交通事故治療における柔道整復師の立ち位置と医師の同意の現実

交通事故後の治療において、整形外科医と柔道整復師(整骨院)の関係性や、自動車保険の取り扱いに関するルールは複雑です。特に任意一括請求制度を利用する場合、柔道整復師の施術に医師の同意が必要とされる場面がありますが、実際の運用はやや異なります。本記事ではその背景と実情を解説します。

柔道整復師の治療に医師の同意が求められる理由

任意一括制度とは、保険会社が被害者の医療費を一括で立て替え、後に清算する仕組みです。この制度を利用する場合、医師が「医学的に施術が必要」と判断したうえでの柔道整復師の治療に限り保険が適用されます。これは、柔道整復師が医療機関ではないため、第三者的な医学的判断が必要とされているためです。

つまり、医師の同意があることで、保険会社は治療費の支払いに根拠を持たせることができます。

医師の多くが柔道整復師に「同意する」現実

実際には、整形外科医が柔道整復師に対して否定的な意見を持っていることも少なくありません。特に「整骨院=競合」と捉える医師もいます。しかし、それでも同意を得やすい理由は以下の通りです。
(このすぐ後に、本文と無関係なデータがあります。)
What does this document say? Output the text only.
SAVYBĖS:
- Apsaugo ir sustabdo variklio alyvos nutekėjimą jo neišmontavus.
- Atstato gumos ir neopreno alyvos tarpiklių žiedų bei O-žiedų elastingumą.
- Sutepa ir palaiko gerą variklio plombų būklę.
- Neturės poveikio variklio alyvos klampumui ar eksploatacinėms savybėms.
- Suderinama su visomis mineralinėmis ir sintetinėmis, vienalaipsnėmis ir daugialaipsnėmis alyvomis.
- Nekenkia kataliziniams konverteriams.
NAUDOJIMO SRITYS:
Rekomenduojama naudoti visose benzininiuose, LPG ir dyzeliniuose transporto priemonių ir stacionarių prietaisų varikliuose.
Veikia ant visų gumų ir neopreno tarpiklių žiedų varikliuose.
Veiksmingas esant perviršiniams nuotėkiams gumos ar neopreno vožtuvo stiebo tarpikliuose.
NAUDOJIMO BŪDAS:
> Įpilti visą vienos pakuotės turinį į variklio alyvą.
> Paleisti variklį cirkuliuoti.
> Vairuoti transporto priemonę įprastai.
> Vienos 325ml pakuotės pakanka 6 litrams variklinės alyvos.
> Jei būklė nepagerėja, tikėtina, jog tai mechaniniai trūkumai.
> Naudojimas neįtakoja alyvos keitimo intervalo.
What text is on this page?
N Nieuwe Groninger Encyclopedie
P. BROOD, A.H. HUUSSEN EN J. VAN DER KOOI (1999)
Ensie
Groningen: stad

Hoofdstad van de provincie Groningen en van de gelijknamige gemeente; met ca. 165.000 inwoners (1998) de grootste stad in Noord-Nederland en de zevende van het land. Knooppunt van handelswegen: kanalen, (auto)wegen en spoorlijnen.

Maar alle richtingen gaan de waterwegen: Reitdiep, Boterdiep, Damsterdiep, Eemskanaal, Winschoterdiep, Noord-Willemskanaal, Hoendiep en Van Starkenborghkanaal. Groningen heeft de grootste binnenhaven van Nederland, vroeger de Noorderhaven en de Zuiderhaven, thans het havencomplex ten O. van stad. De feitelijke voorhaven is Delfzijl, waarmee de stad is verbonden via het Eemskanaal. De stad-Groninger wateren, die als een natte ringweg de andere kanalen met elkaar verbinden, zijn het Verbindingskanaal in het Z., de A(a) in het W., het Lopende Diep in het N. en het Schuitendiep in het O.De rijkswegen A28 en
  • 整骨院を医療機関とみなさず、関与を避ける傾向
  • 患者の自己選択を尊重する姿勢
  • 同意を拒否すると説明責任やトラブルになる可能性

このように、医師にとって拒否するコスト>同意するメリットという構図が成立しやすく、黙認的に許可するケースが多いのです。

医師の判断が「事実上の許可」となる背景

「患者が通いたいなら好きにすればいい」という言葉は、法律的な許可ではありませんが、任意一括制度においては黙認が実質的な同意とみなされることもあります。明確に「反対」「不要」とされない限り、保険会社が支払いに応じることも多いのです。

ただし、保険会社によっては医師の文書や診断書を求めることもあり、対応には差があります。

柔道整復師と行政の関係性:利権はあるのか?

柔道整復師は、厚生労働省の管理下にある国家資格です。受領委任制度とは、患者が治療費を直接支払わずに済む仕組みで、整骨院が代わりに保険請求する制度です。これに関しては、過去に厚労省が自治体に「正当な理由なく拒否しないよう」通達を出しており、一定の「政治的な後ろ盾」があるのは事実です。

これは柔道整復師という職業の公共性を重視しており、「利権」というよりも制度的に認められた立場と捉えるのが適切です。

まとめ:柔道整復師の施術はなぜ容認されるのか

交通事故の治療における柔道整復師の施術は、制度上は医師の同意が必要ですが、実際には医師が黙認的な形で容認することが多く見られます。その背景には医師の立場・保険会社の判断・制度的慣習が複雑に絡んでいます。

患者としては、まず整形外科で診断を受け、その後の治療方針を医師とよく相談することがトラブルを避ける第一歩となります。